Acceso Latino

Papuchis y el Sueño Michoacano como alternativa productiva

La inversión de migrantes en proyectos locales fortalece las oportunidades de retorno económico ante la caída de remesas y la incertidumbre migratoria en Estados Unidos.

En el contexto actual, en el cual se ha registrado una marcada disminución de remesas, sumada a la creciente incertidumbre para las comunidades migrantes en Estados Unidos, diversas iniciativas en Michoacán están mostrando cómo la inversión productiva puede convertirse en una vía concreta de reintegración económica. El programa Sueño Michoacano Inversión Productiva, impulsado por la Secretaría del Migrante del Gobierno del Estado, se ha consolidado como una de las principales estrategias para canalizar el esfuerzo de personas migrantes y sus familias hacia proyectos de autoempleo y desarrollo local.

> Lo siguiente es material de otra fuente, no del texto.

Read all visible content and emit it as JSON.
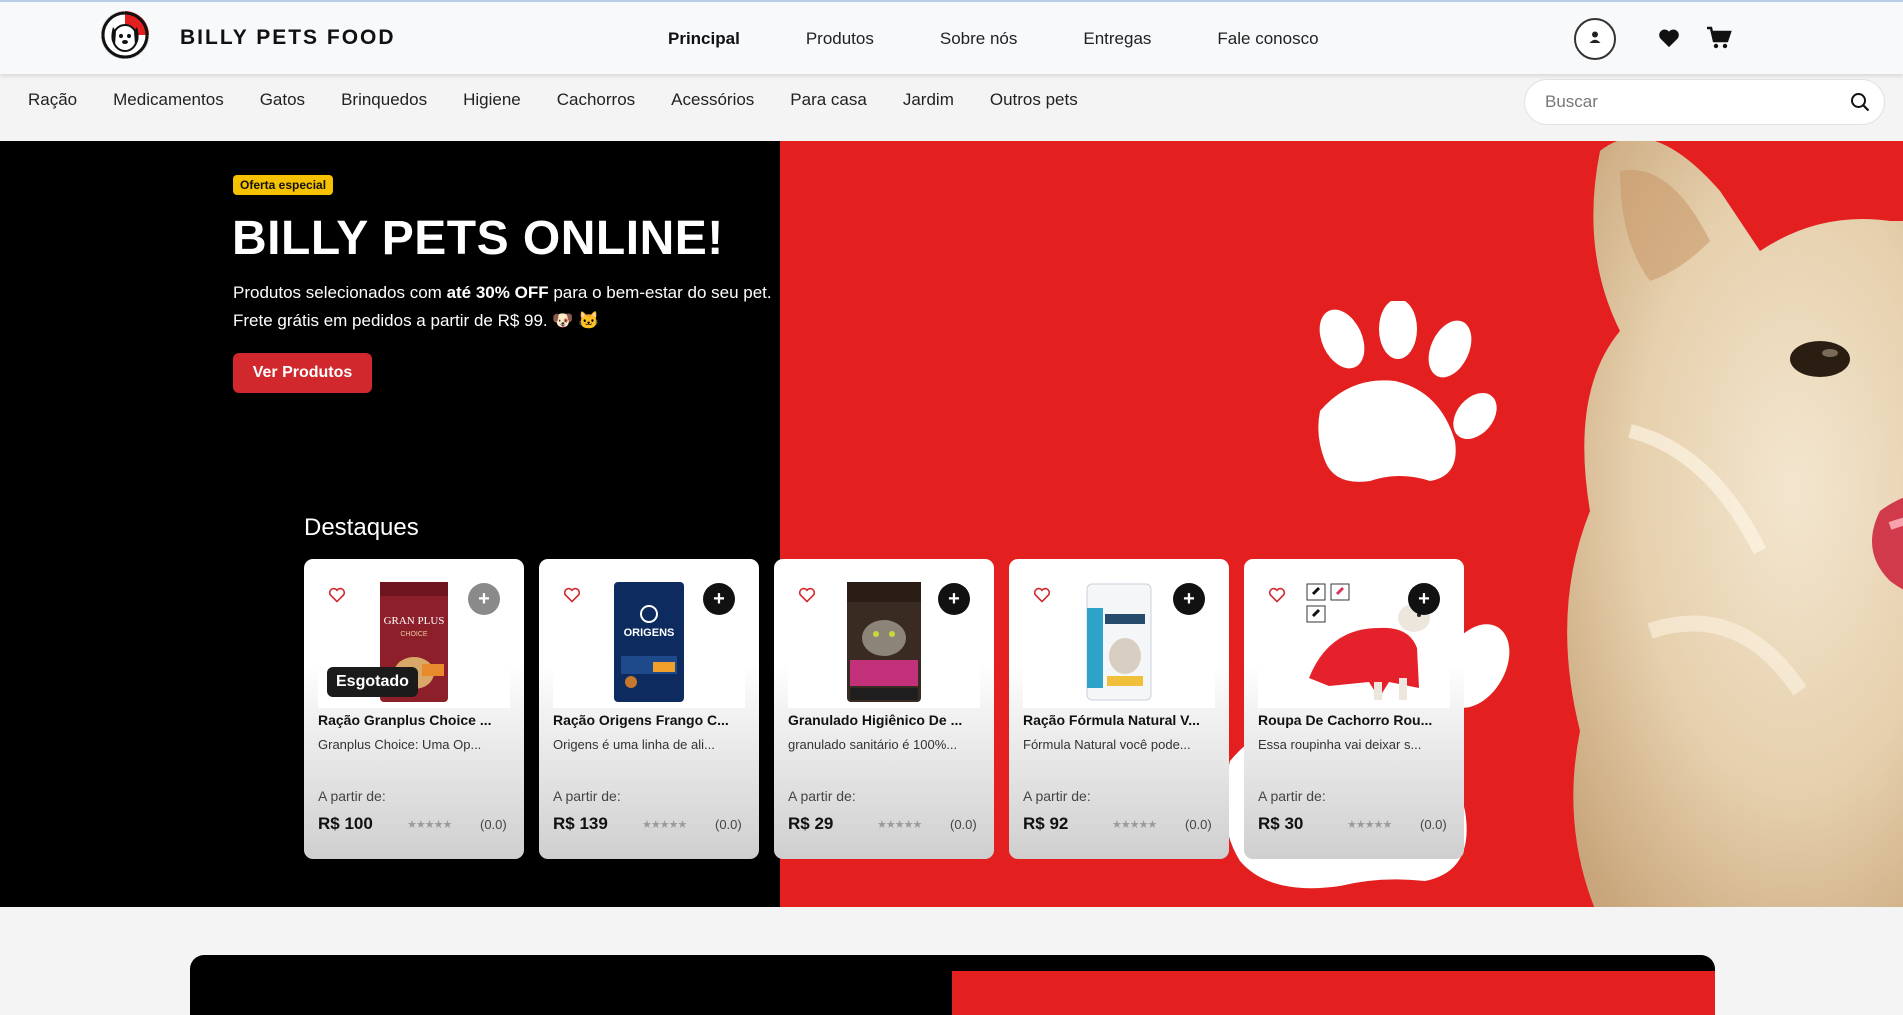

Uno de los casos más representativos es el de Camelia Herrera Munguía, emprendedora moreliana y fundadora de la marca de frituras Papuchis. El negocio nació en 2010 como un proyecto familiar enfocado en generar ingresos ante la falta de empleo, y con el paso de los años ha logrado posicionarse en cadenas de conveniencia como Oxxo y supermercados como Chedraui. Actualmente, sus productos se distribuyen en tiendas de Michoacán, Guerrero y Guanajuato, y recientemente concretaron acuerdos para ampliar su presencia a otras entidades del país.

Detrás de este crecimiento se encuentra también la participación de familiares migrantes. Su hermano, Gerardo Herrera, quien reside desde hace casi cuatro décadas en Estados Unidos, decidió integrarse como inversionista a través del programa Sueño Michoacano. La decisión respondió tanto al deseo de fortalecer un proyecto productivo en su lugar de origen como a la necesidad de contar con una alternativa económica ante el riesgo de deportación y el próximo retiro laboral.

Foto: facebook.com/PapuchisLaPuraPapaMX

De esta manera, la inyección de recursos permitió a la empresa familiar modernizar procesos, adquirir herramientas y reducir tiempos de producción, lo que coincidió con su expansión comercial hacia nuevas cadenas de distribución. Casos como el de Papuchis, reflejan la relevancia del programa y su importancia en la  transformación de remesas en inversión productiva.

De acuerdo con estimaciones de la Secretaría del Migrante, alrededor de 4.5 millones de michoacanos viven actualmente en Estados Unidos. Al mismo tiempo, el flujo de remesas ha mostrado señales de desaceleración. En 2025, México registró una caída en la recepción de envíos por varios meses consecutivos, y en Michoacán la disminución acumulada alcanzó poco más del uno por ciento respecto al año anterior.

Este escenario ha llevado a muchas familias a replantear sus estrategias de sustento. Para algunas, la respuesta ha sido fortalecer proyectos productivos en México, no solo como complemento económico, sino como una opción real de retorno o de respaldo frente a la inestabilidad laboral y migratoria en Estados Unidos.

El programa Sueño Michoacano Inversión Productiva fue diseñado como una política pública orientada a facilitar la reintegración económica de personas migrantes en retorno y de sus familias. A través de apoyos económicos y esquemas flexibles, la iniciativa busca que los beneficiarios puedan poner en marcha o consolidar proyectos que generen ingresos propios. El modelo contempla distintas modalidades como el emprendimiento individual, la inversión familiar y la e inversión comunitaria, los cuales permiten adaptar los apoyos a diversas realidades. Esto ha favorecido el desarrollo de negocios de diversos giros distribuidos en distintas regiones del estado.